Use the addiction sheets to spot high‑risk moments, CBT sheets to catch automatic thoughts, and grounding tools for daily stability.
Download a few recovery worksheets to try this week—one for cravings, one for mood. Small, steady steps build real progress, and you’ve taken the first one.
FAQ
Q: What types of recovery worksheets are available for download?
A: The recovery worksheets available for download include CBT thought records, relapse prevention plans, coping skills maps, grounding exercises, values clarification, PTSD trigger logs, emotional regulation trackers, goal-setting, habit-change, and motivation worksheets.
Q: How do addiction recovery worksheets help prevent relapse?
A: Addiction recovery worksheets help prevent relapse by mapping relapse cycles, identifying triggers, tracking cravings, planning high-risk responses, mapping supports, and keeping motivation visible with clear, repeatable steps.
Q: What are CBT worksheets and how do they work?
A: CBT worksheets are tools that track thoughts and test them against facts; they work by helping you spot unhelpful thinking, reframe it, and plan small behavior changes to practice.
Q: Which worksheets help with trauma and PTSD?
A: Trauma and PTSD worksheets include grounding exercises, trigger logs, emotional-safety plans, flashback processing sheets, and symptom trackers; they help stabilize daily symptoms and guide safer processing.
Q: What daily emotional regulation tools should I use?

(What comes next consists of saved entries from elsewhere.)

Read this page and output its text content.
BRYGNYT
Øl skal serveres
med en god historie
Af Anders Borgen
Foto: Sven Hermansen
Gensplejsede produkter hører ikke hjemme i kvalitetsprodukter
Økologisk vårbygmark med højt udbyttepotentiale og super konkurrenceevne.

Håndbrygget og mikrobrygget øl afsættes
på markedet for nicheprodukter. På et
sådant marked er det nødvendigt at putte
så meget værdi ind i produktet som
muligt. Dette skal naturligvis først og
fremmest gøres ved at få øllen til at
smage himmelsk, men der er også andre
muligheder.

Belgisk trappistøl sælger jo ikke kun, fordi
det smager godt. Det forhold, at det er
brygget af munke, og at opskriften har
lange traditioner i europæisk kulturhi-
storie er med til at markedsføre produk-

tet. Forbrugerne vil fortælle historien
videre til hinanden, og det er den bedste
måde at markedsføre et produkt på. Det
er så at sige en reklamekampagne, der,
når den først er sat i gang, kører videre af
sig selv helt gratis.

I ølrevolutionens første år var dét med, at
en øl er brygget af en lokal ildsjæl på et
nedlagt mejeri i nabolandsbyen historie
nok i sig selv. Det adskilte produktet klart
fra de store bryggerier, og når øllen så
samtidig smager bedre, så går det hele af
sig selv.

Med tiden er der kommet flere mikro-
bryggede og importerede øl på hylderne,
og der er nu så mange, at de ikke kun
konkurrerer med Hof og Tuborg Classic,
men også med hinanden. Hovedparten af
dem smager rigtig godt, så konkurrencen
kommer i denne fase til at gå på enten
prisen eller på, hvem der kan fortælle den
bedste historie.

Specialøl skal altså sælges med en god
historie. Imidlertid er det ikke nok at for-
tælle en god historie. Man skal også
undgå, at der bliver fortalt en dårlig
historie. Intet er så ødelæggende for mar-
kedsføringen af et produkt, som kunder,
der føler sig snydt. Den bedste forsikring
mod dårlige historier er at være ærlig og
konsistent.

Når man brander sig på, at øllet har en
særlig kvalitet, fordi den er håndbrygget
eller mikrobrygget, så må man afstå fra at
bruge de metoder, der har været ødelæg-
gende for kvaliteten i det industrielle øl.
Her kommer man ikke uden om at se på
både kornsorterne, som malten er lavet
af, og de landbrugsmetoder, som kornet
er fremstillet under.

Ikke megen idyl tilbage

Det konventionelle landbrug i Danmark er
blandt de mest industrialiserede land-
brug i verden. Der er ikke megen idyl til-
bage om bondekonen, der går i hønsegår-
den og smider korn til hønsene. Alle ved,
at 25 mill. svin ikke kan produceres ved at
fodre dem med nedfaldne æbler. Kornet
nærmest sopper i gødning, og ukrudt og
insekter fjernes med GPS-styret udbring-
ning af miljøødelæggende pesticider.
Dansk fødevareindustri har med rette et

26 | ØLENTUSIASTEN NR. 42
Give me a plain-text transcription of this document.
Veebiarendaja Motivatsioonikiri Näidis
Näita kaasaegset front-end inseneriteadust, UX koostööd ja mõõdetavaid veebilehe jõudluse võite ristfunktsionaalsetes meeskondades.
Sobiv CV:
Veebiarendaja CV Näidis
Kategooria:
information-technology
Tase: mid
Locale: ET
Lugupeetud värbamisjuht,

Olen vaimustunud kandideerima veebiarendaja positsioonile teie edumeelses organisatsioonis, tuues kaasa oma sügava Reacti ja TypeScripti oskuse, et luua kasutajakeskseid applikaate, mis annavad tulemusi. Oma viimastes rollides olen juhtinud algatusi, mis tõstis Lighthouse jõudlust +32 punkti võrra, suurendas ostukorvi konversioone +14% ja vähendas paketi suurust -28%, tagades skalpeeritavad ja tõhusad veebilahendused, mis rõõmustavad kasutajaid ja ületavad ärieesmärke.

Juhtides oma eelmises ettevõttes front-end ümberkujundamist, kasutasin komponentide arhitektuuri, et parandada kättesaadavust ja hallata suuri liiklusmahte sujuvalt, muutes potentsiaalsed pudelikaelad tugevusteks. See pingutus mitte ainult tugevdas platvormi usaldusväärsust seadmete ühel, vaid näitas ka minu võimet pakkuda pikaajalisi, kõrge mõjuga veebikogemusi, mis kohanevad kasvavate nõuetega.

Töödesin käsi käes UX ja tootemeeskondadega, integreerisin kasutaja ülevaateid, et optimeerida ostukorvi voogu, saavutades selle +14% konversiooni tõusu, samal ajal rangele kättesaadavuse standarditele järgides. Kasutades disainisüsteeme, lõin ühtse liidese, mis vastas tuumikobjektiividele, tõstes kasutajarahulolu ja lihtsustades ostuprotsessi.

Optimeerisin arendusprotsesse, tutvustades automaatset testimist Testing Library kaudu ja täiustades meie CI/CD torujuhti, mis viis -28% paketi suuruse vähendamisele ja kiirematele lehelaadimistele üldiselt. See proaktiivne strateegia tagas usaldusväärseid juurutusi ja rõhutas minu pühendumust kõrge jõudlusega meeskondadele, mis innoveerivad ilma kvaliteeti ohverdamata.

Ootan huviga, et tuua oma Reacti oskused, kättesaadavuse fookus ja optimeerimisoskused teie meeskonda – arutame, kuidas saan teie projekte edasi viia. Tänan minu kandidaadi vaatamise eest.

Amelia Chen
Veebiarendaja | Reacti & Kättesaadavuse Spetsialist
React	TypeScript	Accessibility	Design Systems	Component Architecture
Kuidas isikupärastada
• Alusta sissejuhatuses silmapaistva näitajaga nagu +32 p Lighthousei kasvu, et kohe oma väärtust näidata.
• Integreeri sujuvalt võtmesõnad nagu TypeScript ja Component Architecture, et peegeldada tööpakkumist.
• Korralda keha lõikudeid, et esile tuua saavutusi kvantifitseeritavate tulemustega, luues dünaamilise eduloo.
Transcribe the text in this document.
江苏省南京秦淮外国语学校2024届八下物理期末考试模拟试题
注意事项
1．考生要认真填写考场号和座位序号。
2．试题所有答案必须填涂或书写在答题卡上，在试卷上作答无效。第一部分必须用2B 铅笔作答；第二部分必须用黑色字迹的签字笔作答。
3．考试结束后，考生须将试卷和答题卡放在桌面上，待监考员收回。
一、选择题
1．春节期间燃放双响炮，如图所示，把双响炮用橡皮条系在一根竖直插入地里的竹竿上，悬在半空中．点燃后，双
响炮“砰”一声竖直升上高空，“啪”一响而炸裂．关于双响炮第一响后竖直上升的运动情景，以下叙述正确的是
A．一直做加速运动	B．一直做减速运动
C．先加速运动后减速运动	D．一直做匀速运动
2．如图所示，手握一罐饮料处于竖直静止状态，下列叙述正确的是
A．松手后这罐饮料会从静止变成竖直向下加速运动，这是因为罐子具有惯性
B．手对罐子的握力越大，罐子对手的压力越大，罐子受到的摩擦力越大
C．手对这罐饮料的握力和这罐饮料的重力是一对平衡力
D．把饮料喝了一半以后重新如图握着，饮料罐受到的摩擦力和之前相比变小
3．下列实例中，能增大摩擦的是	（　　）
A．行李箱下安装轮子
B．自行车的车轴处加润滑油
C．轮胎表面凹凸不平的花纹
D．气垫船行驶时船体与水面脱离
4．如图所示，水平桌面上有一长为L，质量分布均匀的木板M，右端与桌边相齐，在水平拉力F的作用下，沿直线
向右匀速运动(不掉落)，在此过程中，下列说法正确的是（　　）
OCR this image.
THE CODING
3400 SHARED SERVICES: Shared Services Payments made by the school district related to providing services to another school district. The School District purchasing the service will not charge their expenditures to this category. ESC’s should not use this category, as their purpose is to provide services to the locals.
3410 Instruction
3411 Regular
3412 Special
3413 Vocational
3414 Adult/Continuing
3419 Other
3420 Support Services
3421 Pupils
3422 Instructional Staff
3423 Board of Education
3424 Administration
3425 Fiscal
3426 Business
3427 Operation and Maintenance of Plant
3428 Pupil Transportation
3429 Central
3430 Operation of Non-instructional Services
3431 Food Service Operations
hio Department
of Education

A: Daily emotional regulation tools to use are the mood tracker, distress-tolerance sheet, urge-surfing guide, mindfulness log, daily reflection worksheet, and crisis-signal checklist.
Q: Are printable PDFs suitable for daily progress tracking?
A: Printable PDFs are suitable for daily progress tracking because they’re easy to print or save, quick to fill, and let you record patterns and review small wins over time.
Q: How do I choose the right worksheet for my needs?
A: Choose the right worksheet by naming your main struggle (cravings, anxiety, trauma), picking the matching tool, trying it for a week, and switching if it doesn’t fit your routine or goals.
Q: Can I use these worksheets without a therapist?
A: You can use these worksheets without a therapist for skill practice and self-reflection, but seek professional help if symptoms worsen, you feel unsafe, or progress stalls.
Q: How often should I complete recovery worksheets?
A: Complete recovery worksheets daily for trackers like mood logs and mindfulness, and weekly for relapse maps or goal reviews; regular use builds awareness and steady habit change.
Q: How will worksheets support long-term recovery?
A: Worksheets support long-term recovery by turning progress into clear patterns, teaching coping skills, tracking triggers, and helping you set realistic, repeatable goals you can measure.